There are two types of political instability. First, there is the type you see in failed states such as Sudan or near-failed states such as Pakistan, where governments lose control in the face of violence and chaos. Second, there is the political change that comes when one government replaces another within the same democratic political system. What India may experience in the coming months is the second variant, in case the Left continues its shrill campaign against the Manmohan Singh government or if Sonia Gandhi independently decides to push for a mid-term election.
Should we really worry about it? No, we shouldn’t.

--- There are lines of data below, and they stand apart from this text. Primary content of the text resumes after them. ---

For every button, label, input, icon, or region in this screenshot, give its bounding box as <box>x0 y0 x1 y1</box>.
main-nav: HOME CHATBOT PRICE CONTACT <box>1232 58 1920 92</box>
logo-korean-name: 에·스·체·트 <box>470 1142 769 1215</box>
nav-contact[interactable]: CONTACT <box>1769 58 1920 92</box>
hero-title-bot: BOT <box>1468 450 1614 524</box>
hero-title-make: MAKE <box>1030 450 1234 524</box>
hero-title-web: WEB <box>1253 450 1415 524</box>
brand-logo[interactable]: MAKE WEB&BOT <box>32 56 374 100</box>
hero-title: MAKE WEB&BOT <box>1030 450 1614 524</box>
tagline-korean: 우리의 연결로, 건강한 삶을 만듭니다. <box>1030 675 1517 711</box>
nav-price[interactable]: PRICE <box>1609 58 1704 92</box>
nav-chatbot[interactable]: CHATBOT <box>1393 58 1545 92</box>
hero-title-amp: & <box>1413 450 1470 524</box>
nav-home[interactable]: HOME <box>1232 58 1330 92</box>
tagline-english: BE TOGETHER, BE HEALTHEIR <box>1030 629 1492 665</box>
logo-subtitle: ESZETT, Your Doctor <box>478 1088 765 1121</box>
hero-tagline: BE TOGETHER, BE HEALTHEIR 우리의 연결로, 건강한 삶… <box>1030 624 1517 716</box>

As democracies mature and economies develop, rules become (as they should) more important than the whims of individual leaders. That provides companies with the sort of stability they need to take long-term investment decisions. If this were not the case, we would have seen corporate investments drop as elections approached. Would we have seen huge investments in projects with payback periods stretching to more than 10 years if companies were not sure of the direction of long-term economic governance in India? The fact that no such thing happens is proof that investments and growth are not linked to politics.
True, there will be changes in the pace of reform under different governments. The current government has done far less than expected as far as promoting economic reforms goes, when compared to its predecessor. The next group in the driver’s seat will either step on the accelerator or the brakes. It is also possible that the Congress may win more seats in the next election and give Manmohan Singh or his successor a free hand.
But all this is a matter of detail. The bigger issue is that there is an overarching consensus about how India’s economy should be managed.
This is partly because we have moved from a dependence on individuals to a dependence on institutions, both domestic as well as global. Consider a few examples. Fiscal reform is now bound by the requirements of the Fiscal Responsibility and Budget Management Act.
Trade policy is within the rules agreed upon in the WTO. Quasi-independent regulators oversee individual sectors such as telecom and ports. Developments such as these have helped ensure that the Indian economy is no longer a hostage of politics, at least not to the extent it once was.
Political stability is overrated, unless we are talking about economic chaos and the collapse of civil society in failed states. In India, it is perhaps no coincidence that the years when governments have had crushing majorities in the Parliament have also been the ones when economic progress has been minimal. The Indira Gandhi years saw leaden political stability, combined with institutional decline and anaemic economic growth.
It was only after rapid changes of political power in the states in the 1980s and the rise of coalition politics at the Centre in the 1990s that political power declined and economic power became more important in India.
There is no sign right now that this is being reversed, which is why the fear that mid-term elections are a threat to economic growth is exaggerated.
Remember: The two countries that now face a complete breakdown in their economies have been “politically stable”—the insane dictatorship of Robert Mugabe in Zimbabwe and the hereditary communist monarchy in North Korea. Perhaps Prakash Karat and his comrades can tell us more about them.